NAG Numerical Routines for GPUs
The new many-core GPU computing architecture, which is designed to be multi-threaded and massively parallel, is ideally suited to Monte Carlo applications.
Monte Carlo Simulation
Monte Carlo simulation methods are one of the main numerical techniques used in finance for derivative pricing and risk management. The major drawback of such techniques is that they are computationally intensive often requiring simulations of hundreds of thousands of sample paths in order to compute a fair option value within a certain level of standard error. Using this technique on a conventional Central Processing Unit (CPU) architecture, even with the fastest desktop machines available today, may take hours to compute the current risk exposure of complex financial derivative contracts.
Random Number Generators
Random Number Generators (RNGs) are an essential building block in Monte Carlo simulations. It important to select a generator that not only has a long period and good statistical properties, but also one that is computationally efficient.
Parallelizing the RNGs
In order to make use of the high performance capabilities of GPUs, we need to utilize parallel algorithms. Specifically, we need to have an algorithm capable of producing random samples in parallel whilst preserving statistical independence.
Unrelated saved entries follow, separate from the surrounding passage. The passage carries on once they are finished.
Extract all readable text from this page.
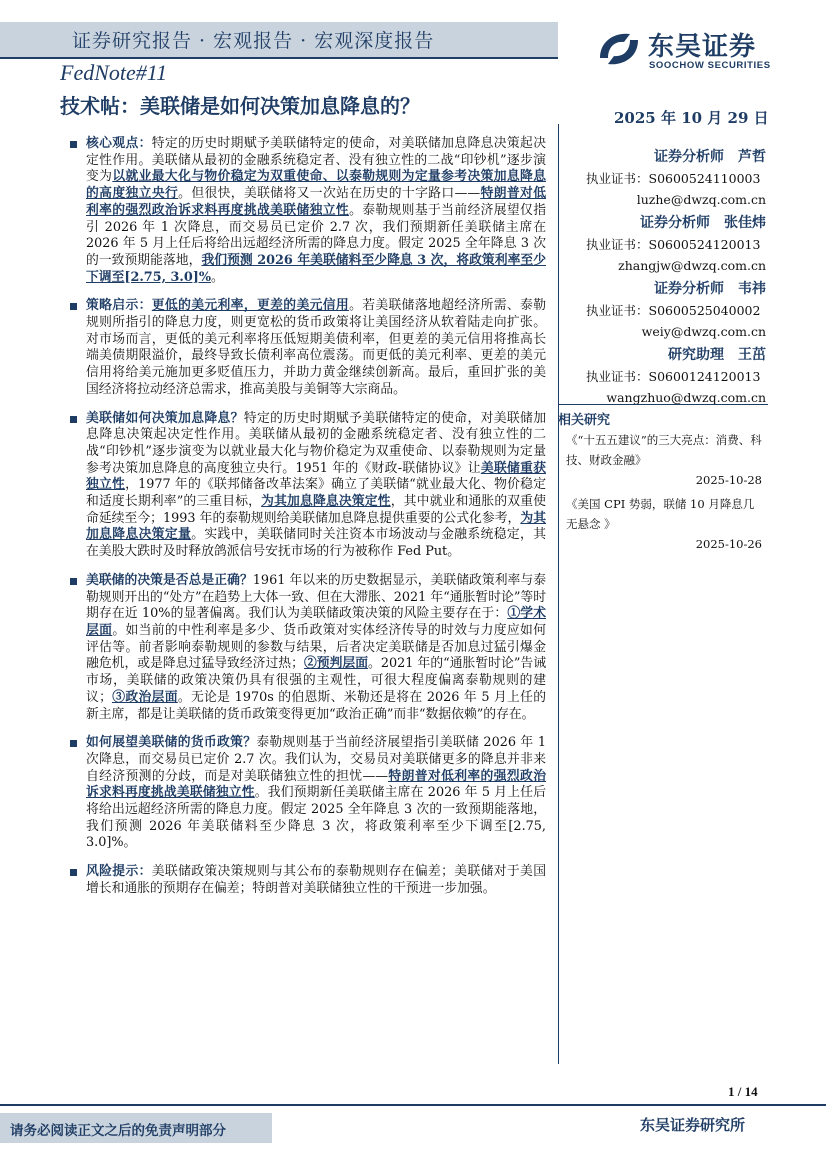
证券研究报告 · 宏观报告 · 宏观深度报告
FedNote#11
东吴证券
SOOCHOW SECURITIES
技术帖：美联储是如何决策加息降息的？	2025 年 10 月 29 日
核心观点：特定的历史时期赋予美联储特定的使命，对美联储加息降息决策起决定性作用。美联储从最初的金融系统稳定者、没有独立性的二战“印钞机”逐步演变为以就业最大化与物价稳定为双重使命、以泰勒规则为定量参考决策加息降息的高度独立央行。但很快，美联储将又一次站在历史的十字路口——特朗普对低利率的强烈政治诉求料再度挑战美联储独立性。泰勒规则基于当前经济展望仅指引 2026 年 1 次降息，而交易员已定价 2.7 次，我们预期新任美联储主席在 2026 年 5 月上任后将给出远超经济所需的降息力度。假定 2025 全年降息 3 次的一致预期能落地，我们预测 2026 年美联储料至少降息 3 次，将政策利率至少下调至[2.75, 3.0]%。
策略启示：更低的美元利率，更差的美元信用。若美联储落地超经济所需、泰勒规则所指引的降息力度，则更宽松的货币政策将让美国经济从软着陆走向扩张。对市场而言，更低的美元利率将压低短期美债利率，但更差的美元信用将推高长端美债期限溢价，最终导致长债利率高位震荡。而更低的美元利率、更差的美元信用将给美元施加更多贬值压力，并助力黄金继续创新高。最后，重回扩张的美国经济将拉动经济总需求，推高美股与美铜等大宗商品。
美联储如何决策加息降息？特定的历史时期赋予美联储特定的使命，对美联储加息降息决策起决定性作用。美联储从最初的金融系统稳定者、没有独立性的二战“印钞机”逐步演变为以就业最大化与物价稳定为双重使命、以泰勒规则为定量参考决策加息降息的高度独立央行。1951 年的《财政-联储协议》让美联储重获独立性，1977 年的《联邦储备改革法案》确立了美联储“就业最大化、物价稳定和适度长期利率”的三重目标，为其加息降息决策定性，其中就业和通胀的双重使命延续至今；1993 年的泰勒规则给美联储加息降息提供重要的公式化参考，为其加息降息决策定量。实践中，美联储同时关注资本市场波动与金融系统稳定，其在美股大跌时及时释放鸽派信号安抚市场的行为被称作 Fed Put。
美联储的决策是否总是正确？1961 年以来的历史数据显示，美联储政策利率与泰勒规则开出的“处方”在趋势上大体一致、但在大滞胀、2021 年“通胀暂时论”等时期存在近 10%的显著偏离。我们认为美联储政策决策的风险主要存在于：①学术层面。如当前的中性利率是多少、货币政策对实体经济传导的时效与力度应如何评估等。前者影响泰勒规则的参数与结果，后者决定美联储是否加息过猛引爆金融危机，或是降息过猛导致经济过热；②预判层面。2021 年的“通胀暂时论”告诫市场，美联储的政策决策仍具有很强的主观性，可很大程度偏离泰勒规则的建议；③政治层面。无论是 1970s 的伯恩斯、米勒还是将在 2026 年 5 月上任的新主席，都是让美联储的货币政策变得更加“政治正确”而非“数据依赖”的存在。
如何展望美联储的货币政策？泰勒规则基于当前经济展望指引美联储 2026 年 1 次降息，而交易员已定价 2.7 次。我们认为，交易员对美联储更多的降息并非来自经济预测的分歧，而是对美联储独立性的担忧——特朗普对低利率的强烈政治诉求料再度挑战美联储独立性。我们预期新任美联储主席在 2026 年 5 月上任后将给出远超经济所需的降息力度。假定 2025 全年降息 3 次的一致预期能落地，我们预测 2026 年美联储料至少降息 3 次，将政策利率至少下调至[2.75, 3.0]%。
风险提示：美联储政策决策规则与其公布的泰勒规则存在偏差；美联储对于美国增长和通胀的预期存在偏差；特朗普对美联储独立性的干预进一步加强。
证券分析师　芦哲
执业证书：S0600524110003
luzhe@dwzq.com.cn
证券分析师　张佳炜
执业证书：S0600524120013
zhangjw@dwzq.com.cn
证券分析师　韦祎
执业证书：S0600525040002
weiy@dwzq.com.cn
研究助理　王茁
执业证书：S0600124120013
wangzhuo@dwzq.com.cn
相关研究
《“十五五建议”的三大亮点：消费、科技、财政金融》
2025-10-28
《美国 CPI 势弱，联储 10 月降息几无悬念 》
2025-10-26
1 / 14
请务必阅读正文之后的免责声明部分	东吴证券研究所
Three well-known generators were selected: L'Ecuyer's MRG32k3a [1,2] generator, the Mersenne Twister MT19937 of Matsumoto and Nishimura, and the Sobol generator. The Sobol and MRG32k3a generators are well-suited to the GPU's architecture and are very efficient. Parallelizing the Mersenne Twister can be more demanding due to the large state size. This implementation provides good performance.
The uniform samples produced by these generators are then transformed to samples from other distributions including Normal, exponential and Gamma.
Device Function Generators
The generators are provided as compiled GPU kernels. Calling a kernel will fill a buffer in GPU memory with random numbers. When users write their own GPU pricing kernels, these numbers can be read back from the buffer and used to generate sample paths.
NAG has created GPU device function generators which avoid this round trip to GPU memory. Device function generators are CUDA functions which users can call in their own CUDA code, allowing them to embed the random number generator directly into their kernel. Numbers can then be read off the generator, used and discarded without incurring the cost of memory traffic. This is particularly well suited to kernels which require a high ratio of random numbers compared to floating point calculations.
The NAG Numerical Routines for GPUs are currently implemented in C using the C extensions provided by NVIDIA’s CUDA interface. We plan to support the emerging OpenCL standard.